Wells began 2019 with the Pensacola Blue Wahoos, but underwent Tommy John surgery in May, forcing him to miss the remainder of the season. Wells did not play a minor league game in 2020 due to the cancellation of the minor league season caused by the COVID-19 pandemic.

===Baltimore Orioles===
On December 10, 2020, Wells was selected by the Baltimore Orioles in the Rule 5 draft. In 2021, he made the Opening Day roster. On April 4, 2021, Wells made his MLB debut in relief against the Boston Red Sox, pitching a scoreless ninth inning. On June 2, Wells earned his first career major league victory, pitching three scoreless innings giving up only one hit against the Minnesota Twins. On September 5, Wells earned his first career save after pitching a perfect ninth inning in an 8-7 win over the New York Yankees. Wells missed time during the season due to wrist and shoulder injuries, but still pitched 57 innings in relief in which he went 2-3 with a 4.11 ERA and 65 strikeouts.

Wells began the 2022 season in Baltimore's starting rotation, where he made 23 starts and pitched to a 4.25 ERA in 103 2/3 innings.

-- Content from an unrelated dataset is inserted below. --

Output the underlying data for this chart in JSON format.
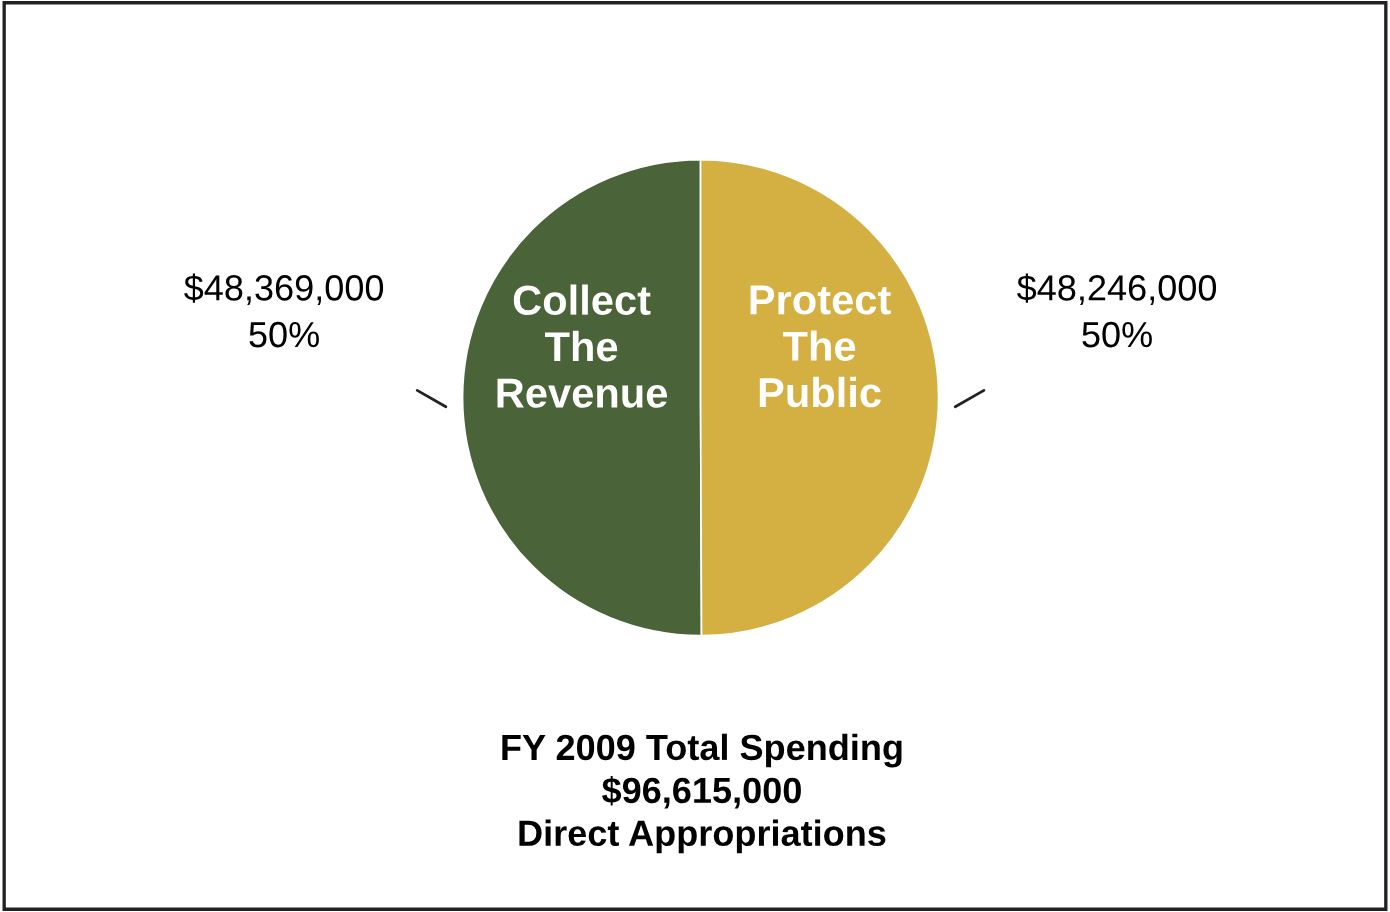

Wells began the 2023 season in the Orioles bullpen, where he pitched five shutout innings in a winning effort against the Texas Rangers after an injury to starter Kyle Bradish. He would then be moved to the starting rotation, where he made an immediate impact as the Orioles best starting pitcher in the first half of the season. He pitched to a 3.18 ERA, striking out 103 batters in 104 2/3 innings. After surpassing his career-high in innings pitched before the All-Star break, Wells struggled in his three starts in the second half, allowing 11 earned runs in just nine innings. He was sent down to Double-A Bowie Baysox, where he made three starts before being moved to Triple-A Norfolk Tides. There, he appeared in seven games before being recalled to the Orioles. Wells made three scoreless relief appearances, including earning his fifth career save in a 2-0 win over the Red Sox on September 28 that clinched the Orioles' first AL East title since 2014 and secured the franchise's first 100-win season since 1980.

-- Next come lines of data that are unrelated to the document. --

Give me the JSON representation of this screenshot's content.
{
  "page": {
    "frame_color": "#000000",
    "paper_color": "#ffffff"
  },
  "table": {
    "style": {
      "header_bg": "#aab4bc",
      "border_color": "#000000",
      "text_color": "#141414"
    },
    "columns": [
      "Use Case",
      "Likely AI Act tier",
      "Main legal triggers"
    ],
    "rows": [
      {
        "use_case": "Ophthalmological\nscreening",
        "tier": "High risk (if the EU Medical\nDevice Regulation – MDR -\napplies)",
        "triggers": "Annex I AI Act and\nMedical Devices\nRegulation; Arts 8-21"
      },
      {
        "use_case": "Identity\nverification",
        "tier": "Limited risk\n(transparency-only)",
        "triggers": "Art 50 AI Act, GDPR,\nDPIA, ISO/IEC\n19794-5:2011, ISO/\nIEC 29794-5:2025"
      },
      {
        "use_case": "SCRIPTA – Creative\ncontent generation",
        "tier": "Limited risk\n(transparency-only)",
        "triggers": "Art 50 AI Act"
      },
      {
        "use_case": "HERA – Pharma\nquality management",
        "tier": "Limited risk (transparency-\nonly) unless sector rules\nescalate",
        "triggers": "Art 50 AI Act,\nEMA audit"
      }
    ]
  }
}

In 2024, Wells made three starts for Baltimore, recording a 5.87 ERA with 13 strikeouts across 15 1/3 innings pitched. On May 31, 2024, it was announced that Wells would undergo season–ending surgery to repair damage to his ulnar collateral ligament.

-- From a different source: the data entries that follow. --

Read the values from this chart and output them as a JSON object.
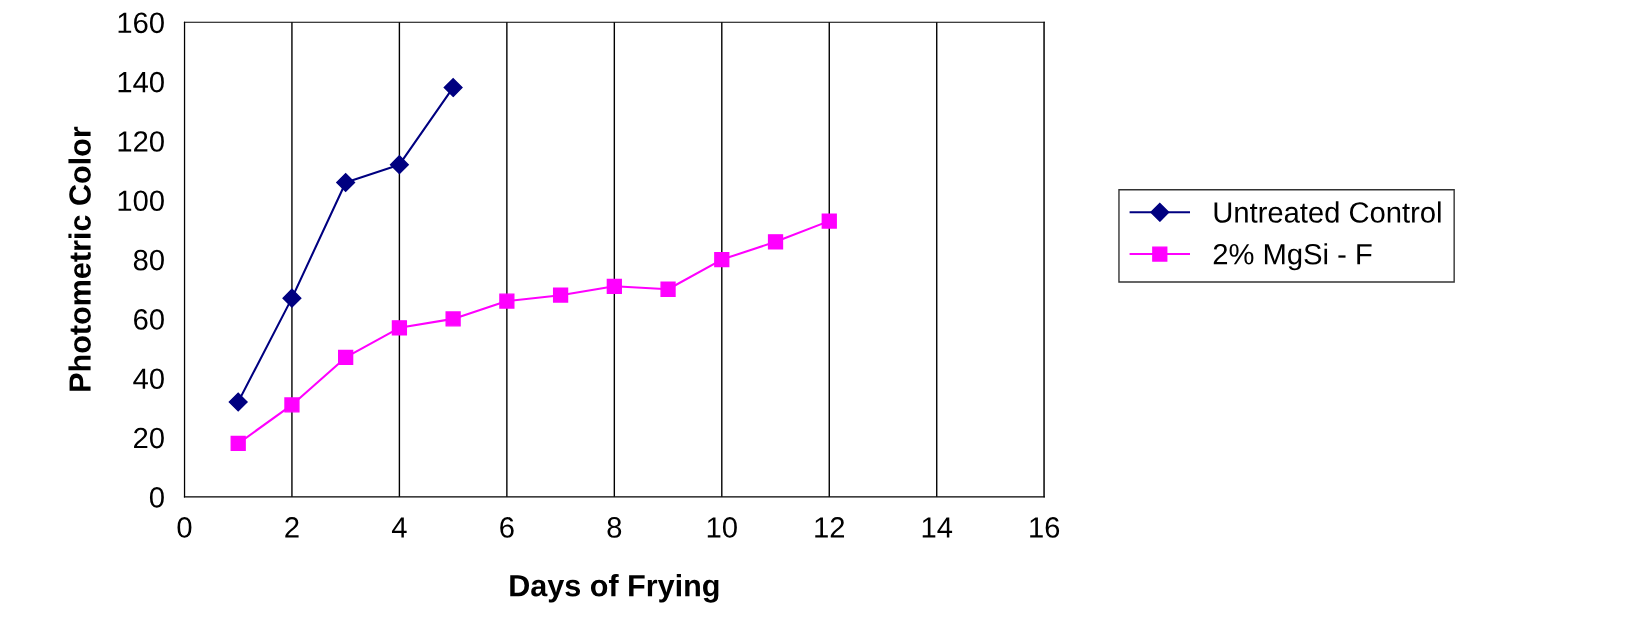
{
  "chart_data": {
    "type": "line",
    "xlabel": "Days of Frying",
    "ylabel": "Photometric Color",
    "xlim": [
      0,
      16
    ],
    "xticks": [
      0,
      2,
      4,
      6,
      8,
      10,
      12,
      14,
      16
    ],
    "ylim": [
      0,
      160
    ],
    "yticks": [
      0,
      20,
      40,
      60,
      80,
      100,
      120,
      140,
      160
    ],
    "grid": "x",
    "legend": "right",
    "line_style": "solid",
    "series": [
      {
        "name": "Untreated Control",
        "color": "#000080",
        "marker": "diamond",
        "x": [
          1,
          2,
          3,
          4,
          5
        ],
        "values": [
          32,
          67,
          106,
          112,
          138
        ]
      },
      {
        "name": "2% MgSi - F",
        "color": "#ff00ff",
        "marker": "square",
        "x": [
          1,
          2,
          3,
          4,
          5,
          6,
          7,
          8,
          9,
          10,
          11,
          12
        ],
        "values": [
          18,
          31,
          47,
          57,
          60,
          66,
          68,
          71,
          70,
          80,
          86,
          93
        ]
      }
    ]
  }
}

On September 2, 2025, Wells was activated from the injured list to make his season debut and return from surgery. He allowed two runs on five hits without issuing a walk and was the winning pitcher in a 6-2 away win over the San Diego Padres that night, which was his first MLB appearance in 508 days.

===Tampa Bay Rays===
On August 3, 2026, the Orioles traded Wells to the Tampa Bay Rays in exchange for Michael Forret.

==Personal life==
Wells is married to his wife, Melissa. They have one daughter.